Updated: September 5, 2013 4:33PM
Dear Cheryl: I’m the mother of three. My eldest son, age 31, recently confided in me that his male cousin (my sister’s oldest son) molested him when he was about 7 or 8. My nephew would have been 9 or 10. My son said my niece, 10, walked in on them and her brother stopped. My niece would have been about 14.
A few weeks ago, my sister accused my son of molesting her youngest son. Both my son and younger nephew deny this happened. Now that I know that my oldest nephew molested my son, I believe he also may have molested his younger brother.
My son has sworn me to secrecy. I am forbidden to share this information with my sister or confront my oldest nephew or his sister. My son refuses therapy. He says he doesn’t see the value of talking about this. The only reason he told me was so that I would stop trying to get him to move in with my oldest nephew. He’s afraid that if my nephew lies and denies the abuse, he will kill him.
I read your column frequently and am asking you and your readers what should be done to help my son deal with this. Also, how should I handle this issue with respect to my sister’s sons? (She worships her eldest son and despises the younger one.) — WORRIED MOM, SISTER AND AUNT
Dear WMSAA: You can’t make your adult son do anything, but you can strongly advise him that there is value in discussing what happened to him with a professional who has experience with sexual abuse of children. Ask him to please do it for your sake, if not for his own. Tell him you’re not suggesting that he sign up for a lifetime of therapy, but that he agree to see a counselor once or twice.

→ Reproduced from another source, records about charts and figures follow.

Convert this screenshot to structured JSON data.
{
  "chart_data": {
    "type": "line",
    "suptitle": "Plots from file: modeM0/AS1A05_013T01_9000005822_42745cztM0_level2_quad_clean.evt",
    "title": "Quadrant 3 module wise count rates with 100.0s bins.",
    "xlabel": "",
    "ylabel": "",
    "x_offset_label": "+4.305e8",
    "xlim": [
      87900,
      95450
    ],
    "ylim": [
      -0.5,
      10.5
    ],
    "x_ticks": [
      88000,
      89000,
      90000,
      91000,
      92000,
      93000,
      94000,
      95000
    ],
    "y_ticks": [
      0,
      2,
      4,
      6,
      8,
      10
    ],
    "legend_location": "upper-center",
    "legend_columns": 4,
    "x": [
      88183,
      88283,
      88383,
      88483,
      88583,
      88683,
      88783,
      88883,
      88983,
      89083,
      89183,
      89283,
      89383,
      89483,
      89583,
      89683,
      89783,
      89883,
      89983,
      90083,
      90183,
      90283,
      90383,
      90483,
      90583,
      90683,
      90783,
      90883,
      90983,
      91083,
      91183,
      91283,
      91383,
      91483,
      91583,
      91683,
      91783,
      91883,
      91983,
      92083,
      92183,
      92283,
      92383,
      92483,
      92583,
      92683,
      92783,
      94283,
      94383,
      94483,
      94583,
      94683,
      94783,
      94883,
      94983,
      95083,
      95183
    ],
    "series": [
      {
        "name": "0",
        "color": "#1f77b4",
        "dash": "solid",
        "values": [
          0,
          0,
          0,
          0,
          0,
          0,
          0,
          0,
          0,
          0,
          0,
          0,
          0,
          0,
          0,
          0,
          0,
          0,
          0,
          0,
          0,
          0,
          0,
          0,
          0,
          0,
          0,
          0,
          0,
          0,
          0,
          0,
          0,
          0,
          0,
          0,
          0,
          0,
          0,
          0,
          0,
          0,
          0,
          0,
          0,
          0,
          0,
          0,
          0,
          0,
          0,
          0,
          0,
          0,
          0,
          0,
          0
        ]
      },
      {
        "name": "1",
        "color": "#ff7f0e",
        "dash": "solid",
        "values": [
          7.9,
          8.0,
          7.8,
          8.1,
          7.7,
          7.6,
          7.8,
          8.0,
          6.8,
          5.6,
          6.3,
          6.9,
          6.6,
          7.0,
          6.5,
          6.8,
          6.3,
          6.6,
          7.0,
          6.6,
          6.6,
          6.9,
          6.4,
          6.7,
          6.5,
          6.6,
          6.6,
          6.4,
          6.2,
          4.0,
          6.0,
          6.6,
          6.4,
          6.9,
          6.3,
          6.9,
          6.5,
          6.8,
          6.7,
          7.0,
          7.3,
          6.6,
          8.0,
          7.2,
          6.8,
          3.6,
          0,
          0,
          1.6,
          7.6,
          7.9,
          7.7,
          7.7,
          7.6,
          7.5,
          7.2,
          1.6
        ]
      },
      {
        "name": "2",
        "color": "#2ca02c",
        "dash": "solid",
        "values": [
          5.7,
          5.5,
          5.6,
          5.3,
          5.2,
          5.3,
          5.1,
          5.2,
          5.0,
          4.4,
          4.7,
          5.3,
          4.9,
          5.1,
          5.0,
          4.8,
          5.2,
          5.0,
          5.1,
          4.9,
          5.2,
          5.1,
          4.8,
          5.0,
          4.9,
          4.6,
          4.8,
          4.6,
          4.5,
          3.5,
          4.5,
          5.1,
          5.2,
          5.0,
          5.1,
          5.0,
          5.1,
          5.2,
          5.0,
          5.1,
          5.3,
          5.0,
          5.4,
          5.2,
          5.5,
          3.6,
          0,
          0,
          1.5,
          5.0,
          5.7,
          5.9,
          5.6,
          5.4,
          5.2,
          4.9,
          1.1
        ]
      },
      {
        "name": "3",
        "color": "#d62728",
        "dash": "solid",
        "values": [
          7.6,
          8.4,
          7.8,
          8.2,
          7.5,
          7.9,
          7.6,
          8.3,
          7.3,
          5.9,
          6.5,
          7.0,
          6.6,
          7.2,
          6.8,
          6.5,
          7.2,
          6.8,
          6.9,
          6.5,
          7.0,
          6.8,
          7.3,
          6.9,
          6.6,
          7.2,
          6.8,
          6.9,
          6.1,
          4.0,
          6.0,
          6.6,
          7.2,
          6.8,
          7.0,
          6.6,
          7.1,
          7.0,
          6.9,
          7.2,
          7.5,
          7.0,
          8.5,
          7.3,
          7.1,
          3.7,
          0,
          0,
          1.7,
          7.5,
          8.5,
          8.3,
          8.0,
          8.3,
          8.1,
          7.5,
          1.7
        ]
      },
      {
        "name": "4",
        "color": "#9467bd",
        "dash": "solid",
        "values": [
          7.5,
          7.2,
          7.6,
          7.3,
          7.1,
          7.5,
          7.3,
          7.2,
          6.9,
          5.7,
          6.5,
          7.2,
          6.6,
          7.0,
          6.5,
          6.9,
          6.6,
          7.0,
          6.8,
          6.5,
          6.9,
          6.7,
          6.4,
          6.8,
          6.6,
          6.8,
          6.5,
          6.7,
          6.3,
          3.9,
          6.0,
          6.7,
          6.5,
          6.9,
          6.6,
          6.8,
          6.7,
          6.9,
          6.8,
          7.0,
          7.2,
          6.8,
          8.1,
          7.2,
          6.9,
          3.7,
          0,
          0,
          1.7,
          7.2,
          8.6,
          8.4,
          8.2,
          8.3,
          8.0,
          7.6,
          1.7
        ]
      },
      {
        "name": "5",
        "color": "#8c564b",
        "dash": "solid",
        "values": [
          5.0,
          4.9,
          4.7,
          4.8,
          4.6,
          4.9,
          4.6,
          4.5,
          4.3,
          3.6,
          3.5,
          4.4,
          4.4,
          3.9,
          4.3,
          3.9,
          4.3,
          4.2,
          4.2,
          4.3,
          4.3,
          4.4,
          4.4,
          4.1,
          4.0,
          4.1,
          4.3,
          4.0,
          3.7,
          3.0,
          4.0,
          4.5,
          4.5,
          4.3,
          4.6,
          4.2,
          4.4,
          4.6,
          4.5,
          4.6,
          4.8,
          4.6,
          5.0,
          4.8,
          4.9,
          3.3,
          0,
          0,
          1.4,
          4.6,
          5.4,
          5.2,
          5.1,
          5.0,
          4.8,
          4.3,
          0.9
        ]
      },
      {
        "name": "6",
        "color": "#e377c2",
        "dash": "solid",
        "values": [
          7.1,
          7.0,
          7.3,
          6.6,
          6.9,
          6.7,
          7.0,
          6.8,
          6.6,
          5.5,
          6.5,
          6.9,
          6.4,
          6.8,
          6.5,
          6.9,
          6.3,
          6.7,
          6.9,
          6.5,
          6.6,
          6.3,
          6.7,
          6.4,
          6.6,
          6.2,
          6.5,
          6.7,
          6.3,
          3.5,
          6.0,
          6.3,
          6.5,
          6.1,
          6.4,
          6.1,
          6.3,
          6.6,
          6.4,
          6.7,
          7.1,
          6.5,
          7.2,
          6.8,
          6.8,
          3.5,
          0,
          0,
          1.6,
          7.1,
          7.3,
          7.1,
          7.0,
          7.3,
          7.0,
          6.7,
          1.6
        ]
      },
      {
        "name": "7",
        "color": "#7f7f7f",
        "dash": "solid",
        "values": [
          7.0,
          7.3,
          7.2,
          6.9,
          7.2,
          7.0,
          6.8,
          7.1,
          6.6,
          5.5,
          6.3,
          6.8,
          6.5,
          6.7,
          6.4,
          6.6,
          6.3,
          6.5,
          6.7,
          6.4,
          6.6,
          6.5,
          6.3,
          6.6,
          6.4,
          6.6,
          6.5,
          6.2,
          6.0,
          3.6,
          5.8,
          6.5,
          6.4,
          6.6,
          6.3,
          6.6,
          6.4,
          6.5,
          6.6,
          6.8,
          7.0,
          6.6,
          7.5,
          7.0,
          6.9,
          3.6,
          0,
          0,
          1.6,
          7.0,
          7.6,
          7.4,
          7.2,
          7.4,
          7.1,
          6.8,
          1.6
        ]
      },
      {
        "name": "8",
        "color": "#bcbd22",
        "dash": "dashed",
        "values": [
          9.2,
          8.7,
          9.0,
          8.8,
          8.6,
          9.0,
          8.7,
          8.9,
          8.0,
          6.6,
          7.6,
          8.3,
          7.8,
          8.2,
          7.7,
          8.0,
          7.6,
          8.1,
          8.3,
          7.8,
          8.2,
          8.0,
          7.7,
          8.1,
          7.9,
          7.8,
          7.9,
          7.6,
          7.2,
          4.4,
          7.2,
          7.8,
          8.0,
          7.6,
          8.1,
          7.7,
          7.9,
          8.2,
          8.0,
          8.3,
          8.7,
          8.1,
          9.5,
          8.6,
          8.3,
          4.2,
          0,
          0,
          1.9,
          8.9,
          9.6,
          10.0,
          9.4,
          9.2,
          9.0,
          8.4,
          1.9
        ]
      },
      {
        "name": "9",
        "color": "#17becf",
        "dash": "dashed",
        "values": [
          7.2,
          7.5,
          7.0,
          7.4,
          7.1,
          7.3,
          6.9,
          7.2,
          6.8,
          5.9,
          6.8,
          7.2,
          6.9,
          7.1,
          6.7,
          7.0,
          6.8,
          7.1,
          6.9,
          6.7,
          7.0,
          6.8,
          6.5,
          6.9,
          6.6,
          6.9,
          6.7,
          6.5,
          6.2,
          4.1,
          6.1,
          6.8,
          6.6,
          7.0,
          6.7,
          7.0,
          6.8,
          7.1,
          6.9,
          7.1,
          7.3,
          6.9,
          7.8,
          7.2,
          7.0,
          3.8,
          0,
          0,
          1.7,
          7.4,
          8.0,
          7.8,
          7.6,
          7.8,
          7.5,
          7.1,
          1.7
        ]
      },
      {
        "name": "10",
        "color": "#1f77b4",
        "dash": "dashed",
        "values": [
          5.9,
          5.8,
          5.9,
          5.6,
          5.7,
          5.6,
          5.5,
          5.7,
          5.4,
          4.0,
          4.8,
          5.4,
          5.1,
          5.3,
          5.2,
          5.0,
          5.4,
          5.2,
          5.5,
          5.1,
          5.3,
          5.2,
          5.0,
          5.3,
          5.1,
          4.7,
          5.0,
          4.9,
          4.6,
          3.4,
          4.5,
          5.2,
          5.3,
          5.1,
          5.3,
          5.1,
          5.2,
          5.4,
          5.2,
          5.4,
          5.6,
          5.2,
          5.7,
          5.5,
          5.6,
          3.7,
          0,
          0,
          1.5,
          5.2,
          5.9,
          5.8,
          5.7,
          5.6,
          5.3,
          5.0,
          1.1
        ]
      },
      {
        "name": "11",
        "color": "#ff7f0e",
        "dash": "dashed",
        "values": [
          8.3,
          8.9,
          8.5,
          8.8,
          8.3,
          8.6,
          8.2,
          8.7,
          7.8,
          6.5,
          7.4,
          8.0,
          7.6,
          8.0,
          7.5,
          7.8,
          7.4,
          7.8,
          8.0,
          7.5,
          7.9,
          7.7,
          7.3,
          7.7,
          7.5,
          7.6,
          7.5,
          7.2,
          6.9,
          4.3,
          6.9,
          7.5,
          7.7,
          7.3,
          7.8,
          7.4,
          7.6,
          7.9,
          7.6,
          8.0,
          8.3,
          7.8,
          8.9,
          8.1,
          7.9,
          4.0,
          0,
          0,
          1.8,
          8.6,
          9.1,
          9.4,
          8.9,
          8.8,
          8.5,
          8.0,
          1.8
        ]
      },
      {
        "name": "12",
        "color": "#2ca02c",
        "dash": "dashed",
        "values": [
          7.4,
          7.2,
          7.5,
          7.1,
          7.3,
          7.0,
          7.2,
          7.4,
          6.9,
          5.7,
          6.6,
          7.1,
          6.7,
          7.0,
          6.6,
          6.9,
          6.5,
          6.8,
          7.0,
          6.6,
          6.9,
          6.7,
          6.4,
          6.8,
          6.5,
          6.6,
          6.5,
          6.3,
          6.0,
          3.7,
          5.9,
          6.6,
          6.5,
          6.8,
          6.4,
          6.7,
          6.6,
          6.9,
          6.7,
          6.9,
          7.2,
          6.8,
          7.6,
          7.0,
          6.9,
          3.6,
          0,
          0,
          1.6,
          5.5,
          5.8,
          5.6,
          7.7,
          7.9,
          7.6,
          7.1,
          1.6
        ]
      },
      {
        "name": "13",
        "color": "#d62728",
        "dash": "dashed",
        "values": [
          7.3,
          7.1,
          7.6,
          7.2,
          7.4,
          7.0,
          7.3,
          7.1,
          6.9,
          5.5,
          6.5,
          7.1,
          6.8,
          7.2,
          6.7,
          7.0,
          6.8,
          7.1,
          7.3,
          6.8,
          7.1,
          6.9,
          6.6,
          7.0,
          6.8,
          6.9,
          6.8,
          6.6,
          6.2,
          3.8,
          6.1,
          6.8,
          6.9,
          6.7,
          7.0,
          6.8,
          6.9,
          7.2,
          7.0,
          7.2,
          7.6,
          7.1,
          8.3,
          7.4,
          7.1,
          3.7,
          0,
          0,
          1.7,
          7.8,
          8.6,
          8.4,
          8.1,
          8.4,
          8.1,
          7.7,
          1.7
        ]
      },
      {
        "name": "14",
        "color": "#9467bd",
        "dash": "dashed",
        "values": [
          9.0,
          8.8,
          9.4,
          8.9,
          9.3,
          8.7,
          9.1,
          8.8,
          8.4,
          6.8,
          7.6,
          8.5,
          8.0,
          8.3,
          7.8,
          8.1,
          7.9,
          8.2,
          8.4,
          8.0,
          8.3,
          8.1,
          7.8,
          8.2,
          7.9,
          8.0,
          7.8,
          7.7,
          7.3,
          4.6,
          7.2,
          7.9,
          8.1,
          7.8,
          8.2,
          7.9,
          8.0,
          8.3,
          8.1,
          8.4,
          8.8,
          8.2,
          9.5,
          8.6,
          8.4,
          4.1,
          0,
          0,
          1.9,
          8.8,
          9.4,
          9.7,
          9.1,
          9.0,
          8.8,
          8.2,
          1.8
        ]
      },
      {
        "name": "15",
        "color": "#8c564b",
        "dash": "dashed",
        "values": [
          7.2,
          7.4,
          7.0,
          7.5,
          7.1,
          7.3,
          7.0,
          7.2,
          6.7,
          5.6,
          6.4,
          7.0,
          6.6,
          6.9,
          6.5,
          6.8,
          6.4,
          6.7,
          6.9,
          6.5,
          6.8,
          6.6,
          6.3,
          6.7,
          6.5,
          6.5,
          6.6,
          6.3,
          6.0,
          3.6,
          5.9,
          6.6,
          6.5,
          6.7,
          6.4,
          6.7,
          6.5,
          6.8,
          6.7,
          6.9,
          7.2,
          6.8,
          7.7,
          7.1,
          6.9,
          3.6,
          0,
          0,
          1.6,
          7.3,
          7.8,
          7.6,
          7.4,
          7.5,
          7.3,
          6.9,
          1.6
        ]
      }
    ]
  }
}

Explain that he may be living with the consequences of the molestation and not even know it. It may be holding him back and influencing his life in ways he’s not even aware of. I’m assuming he’s not married or in a relationship or independent by the fact that you want him to have a roommate.
Just the fact that he’s afraid he’ll “kill” his cousin is evidence that he’s still living with the trauma. With therapy, he may be able to confront him and bring the whole thing out in the open. And that’s of the utmost importance because his cousin may still be molesting children.
As for your sister, she’s obviously aware that someone has been molested, she’s just placing the blame on the wrong person. Until your son is ready to bring the whole thing out in the open, you have to respect his wishes and keep silent. But you can tell your sister that your son is innocent and her younger son backs him up.
As for your nephew, children who molest other children have usually been molested themselves. There may be some deep, dark family secrets that need to be revealed so that all the victims can start to heal and all the perpetrators can be punished.
Readers, what advice would you give WORRIED MOM, SISTER, AND AUNT?